Penumbral eclipse | |||||||||
Date | 3 March 1988 | ||||||||
---|---|---|---|---|---|---|---|---|---|
Gamma | 0.98855 | ||||||||
Magnitude | 1.09076 | ||||||||
Saros cycle | 113 (62 of 71) | ||||||||
Penumbral | 293 minutes, 50.6 seconds | ||||||||
| |||||||||
A penumbral lunar eclipse took place on Thursday, March 3, 1988, the first of two lunar eclipses in 1988, the second being on August 27, 1988.[1] Earlier sources compute this as a 0.3% partial eclipse lasting under 14 minutes, and newest calculations list it as a penumbral eclipse that never enters the umbral shadow. In a rare total penumbral eclipse, the entire Moon was partially shaded by the Earth (though none of it was in complete shadow), and the shading across the Moon should have been quite visible at maximum eclipse.
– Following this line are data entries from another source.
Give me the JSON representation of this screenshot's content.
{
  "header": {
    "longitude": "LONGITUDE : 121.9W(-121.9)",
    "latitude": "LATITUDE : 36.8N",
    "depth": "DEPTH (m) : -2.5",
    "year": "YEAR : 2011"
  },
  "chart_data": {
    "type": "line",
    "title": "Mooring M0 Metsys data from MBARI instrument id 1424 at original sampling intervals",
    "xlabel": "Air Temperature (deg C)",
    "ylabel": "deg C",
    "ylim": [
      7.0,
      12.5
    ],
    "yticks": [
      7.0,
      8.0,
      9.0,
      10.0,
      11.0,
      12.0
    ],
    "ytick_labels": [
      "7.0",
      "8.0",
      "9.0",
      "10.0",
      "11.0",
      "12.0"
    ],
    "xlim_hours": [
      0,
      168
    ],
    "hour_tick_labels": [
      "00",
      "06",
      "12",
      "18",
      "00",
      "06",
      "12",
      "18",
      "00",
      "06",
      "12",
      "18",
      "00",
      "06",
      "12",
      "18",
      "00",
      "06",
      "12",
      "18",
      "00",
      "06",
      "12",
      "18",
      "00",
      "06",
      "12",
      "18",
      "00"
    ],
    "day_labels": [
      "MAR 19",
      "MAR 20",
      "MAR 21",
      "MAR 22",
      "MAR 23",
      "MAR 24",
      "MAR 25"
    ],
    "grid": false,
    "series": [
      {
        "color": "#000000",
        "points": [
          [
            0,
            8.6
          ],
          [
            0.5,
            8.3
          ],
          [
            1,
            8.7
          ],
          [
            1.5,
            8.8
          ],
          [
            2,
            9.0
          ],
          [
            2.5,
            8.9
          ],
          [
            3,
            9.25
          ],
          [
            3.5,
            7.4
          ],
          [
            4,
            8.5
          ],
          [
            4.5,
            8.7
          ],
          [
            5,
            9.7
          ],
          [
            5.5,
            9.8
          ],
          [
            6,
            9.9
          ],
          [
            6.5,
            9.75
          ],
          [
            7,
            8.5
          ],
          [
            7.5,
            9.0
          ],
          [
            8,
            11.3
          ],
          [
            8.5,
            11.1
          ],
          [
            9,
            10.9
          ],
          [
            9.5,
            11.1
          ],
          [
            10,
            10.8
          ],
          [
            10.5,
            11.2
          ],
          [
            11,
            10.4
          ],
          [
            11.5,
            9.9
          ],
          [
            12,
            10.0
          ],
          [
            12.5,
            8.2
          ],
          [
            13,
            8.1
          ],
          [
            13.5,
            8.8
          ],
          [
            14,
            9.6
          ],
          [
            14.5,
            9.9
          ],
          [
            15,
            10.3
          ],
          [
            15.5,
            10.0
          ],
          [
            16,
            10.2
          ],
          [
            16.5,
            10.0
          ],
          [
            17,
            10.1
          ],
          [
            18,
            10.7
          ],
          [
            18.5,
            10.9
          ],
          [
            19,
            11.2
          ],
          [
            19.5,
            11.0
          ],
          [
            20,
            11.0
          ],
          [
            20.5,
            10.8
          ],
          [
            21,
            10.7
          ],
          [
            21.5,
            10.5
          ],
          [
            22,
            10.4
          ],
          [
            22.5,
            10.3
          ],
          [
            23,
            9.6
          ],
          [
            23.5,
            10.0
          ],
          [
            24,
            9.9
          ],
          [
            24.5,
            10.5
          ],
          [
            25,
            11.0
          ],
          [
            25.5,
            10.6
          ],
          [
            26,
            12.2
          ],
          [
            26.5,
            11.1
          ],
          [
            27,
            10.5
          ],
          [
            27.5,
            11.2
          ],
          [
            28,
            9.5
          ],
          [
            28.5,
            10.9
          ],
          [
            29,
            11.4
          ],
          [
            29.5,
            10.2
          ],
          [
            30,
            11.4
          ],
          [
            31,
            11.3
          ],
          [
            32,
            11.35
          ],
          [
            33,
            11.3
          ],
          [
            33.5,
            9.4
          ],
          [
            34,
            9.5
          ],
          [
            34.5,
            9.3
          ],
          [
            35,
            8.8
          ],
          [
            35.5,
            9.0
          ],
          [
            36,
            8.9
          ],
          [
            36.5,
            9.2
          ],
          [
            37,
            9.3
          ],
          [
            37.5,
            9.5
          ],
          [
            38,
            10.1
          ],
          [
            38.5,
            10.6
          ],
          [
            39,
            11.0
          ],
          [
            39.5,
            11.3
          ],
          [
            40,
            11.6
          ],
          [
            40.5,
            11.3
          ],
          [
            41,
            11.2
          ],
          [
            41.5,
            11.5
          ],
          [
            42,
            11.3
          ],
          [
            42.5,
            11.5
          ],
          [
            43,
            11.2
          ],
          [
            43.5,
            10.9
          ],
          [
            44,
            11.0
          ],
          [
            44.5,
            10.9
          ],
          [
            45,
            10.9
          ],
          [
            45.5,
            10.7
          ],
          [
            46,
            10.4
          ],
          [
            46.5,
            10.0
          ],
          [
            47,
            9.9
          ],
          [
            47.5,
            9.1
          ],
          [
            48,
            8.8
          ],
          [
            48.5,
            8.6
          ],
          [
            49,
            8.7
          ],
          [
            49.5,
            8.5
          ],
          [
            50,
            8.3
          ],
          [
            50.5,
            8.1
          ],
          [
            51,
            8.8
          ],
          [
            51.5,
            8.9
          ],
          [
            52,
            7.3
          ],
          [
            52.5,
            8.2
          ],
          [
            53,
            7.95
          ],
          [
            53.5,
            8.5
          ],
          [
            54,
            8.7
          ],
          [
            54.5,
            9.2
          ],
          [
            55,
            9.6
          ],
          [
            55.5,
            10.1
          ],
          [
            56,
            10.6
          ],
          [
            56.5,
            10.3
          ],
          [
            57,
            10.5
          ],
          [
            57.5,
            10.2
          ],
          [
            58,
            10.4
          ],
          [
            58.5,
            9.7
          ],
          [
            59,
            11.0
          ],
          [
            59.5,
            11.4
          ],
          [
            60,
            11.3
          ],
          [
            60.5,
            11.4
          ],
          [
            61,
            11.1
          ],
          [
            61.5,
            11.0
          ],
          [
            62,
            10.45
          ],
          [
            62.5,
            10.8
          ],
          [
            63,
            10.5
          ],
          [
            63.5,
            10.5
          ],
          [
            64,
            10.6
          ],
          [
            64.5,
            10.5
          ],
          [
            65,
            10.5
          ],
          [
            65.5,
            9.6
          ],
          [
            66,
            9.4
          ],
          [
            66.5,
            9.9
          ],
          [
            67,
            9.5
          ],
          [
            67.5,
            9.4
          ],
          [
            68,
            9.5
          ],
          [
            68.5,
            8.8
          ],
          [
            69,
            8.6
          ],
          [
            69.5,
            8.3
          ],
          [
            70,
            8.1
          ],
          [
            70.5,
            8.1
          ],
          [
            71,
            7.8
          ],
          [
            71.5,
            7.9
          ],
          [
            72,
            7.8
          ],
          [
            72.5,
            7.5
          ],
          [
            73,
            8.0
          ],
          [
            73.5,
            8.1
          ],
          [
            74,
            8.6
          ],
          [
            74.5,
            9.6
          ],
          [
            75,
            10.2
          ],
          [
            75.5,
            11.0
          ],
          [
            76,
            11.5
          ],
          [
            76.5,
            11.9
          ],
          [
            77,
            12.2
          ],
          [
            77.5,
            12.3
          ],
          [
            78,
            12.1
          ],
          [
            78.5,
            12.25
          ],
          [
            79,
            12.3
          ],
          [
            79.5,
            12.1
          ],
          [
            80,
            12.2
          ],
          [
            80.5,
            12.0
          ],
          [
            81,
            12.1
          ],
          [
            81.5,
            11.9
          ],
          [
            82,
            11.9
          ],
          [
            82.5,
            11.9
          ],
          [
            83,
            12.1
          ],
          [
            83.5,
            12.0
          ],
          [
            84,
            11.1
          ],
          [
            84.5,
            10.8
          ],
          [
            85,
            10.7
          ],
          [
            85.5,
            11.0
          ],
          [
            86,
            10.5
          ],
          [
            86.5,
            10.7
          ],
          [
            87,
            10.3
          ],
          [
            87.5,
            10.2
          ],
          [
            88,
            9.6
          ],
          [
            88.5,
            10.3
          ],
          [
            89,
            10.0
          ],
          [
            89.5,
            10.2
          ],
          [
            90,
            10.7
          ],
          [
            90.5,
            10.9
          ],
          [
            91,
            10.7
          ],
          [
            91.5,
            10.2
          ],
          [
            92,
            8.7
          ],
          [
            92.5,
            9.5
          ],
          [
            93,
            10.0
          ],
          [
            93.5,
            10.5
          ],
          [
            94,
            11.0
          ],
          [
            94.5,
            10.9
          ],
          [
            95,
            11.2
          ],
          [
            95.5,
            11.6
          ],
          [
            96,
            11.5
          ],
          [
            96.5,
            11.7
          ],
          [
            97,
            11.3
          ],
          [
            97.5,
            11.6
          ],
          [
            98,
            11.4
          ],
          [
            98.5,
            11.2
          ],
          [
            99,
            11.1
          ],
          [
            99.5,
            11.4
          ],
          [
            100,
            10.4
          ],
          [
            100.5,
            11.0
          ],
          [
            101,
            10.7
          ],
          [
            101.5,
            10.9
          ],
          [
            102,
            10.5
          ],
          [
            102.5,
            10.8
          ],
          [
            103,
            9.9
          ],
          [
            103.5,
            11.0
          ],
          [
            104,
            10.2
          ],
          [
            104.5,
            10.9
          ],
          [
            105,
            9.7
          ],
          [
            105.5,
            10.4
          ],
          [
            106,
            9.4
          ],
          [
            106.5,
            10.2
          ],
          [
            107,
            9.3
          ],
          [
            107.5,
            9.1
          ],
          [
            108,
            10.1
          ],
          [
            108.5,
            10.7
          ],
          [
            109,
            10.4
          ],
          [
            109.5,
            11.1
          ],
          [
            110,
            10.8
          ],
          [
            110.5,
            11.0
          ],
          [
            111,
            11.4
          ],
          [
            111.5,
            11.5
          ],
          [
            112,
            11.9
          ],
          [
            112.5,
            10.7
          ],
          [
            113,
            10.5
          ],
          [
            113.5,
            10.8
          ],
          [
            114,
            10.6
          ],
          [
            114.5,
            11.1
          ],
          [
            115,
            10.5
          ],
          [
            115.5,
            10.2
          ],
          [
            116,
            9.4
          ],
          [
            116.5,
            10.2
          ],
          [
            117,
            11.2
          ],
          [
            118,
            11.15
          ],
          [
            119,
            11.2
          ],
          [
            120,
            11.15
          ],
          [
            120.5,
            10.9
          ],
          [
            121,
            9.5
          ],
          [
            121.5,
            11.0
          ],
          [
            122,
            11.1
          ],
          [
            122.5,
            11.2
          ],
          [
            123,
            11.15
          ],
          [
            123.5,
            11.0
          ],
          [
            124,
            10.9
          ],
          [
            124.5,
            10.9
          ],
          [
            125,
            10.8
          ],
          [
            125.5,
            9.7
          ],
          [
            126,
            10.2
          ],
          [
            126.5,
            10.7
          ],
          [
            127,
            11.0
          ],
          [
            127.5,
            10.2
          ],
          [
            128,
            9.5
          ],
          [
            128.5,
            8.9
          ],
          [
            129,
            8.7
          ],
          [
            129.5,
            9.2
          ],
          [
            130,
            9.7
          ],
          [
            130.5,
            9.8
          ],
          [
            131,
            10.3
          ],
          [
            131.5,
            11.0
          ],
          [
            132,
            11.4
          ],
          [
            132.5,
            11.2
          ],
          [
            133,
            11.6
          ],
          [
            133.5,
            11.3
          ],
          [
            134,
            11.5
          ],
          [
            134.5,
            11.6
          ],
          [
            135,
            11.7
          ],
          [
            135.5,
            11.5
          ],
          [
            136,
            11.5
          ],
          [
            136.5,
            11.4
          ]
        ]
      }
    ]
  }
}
The penumbral phase lasted for 4 hours, 53 minutes and 50.6 seconds in all, though for most of it, the eclipse was extremely difficult or impossible to see. The Moon was 2.2 days after apogee (Apogee on Tuesday, March 1, 1988), making it 6.1% smaller than average.[2]
This was a relatively rare total penumbral lunar eclipse with the moon passing entirely within the penumbral shadow without entering the darker umbral shadow.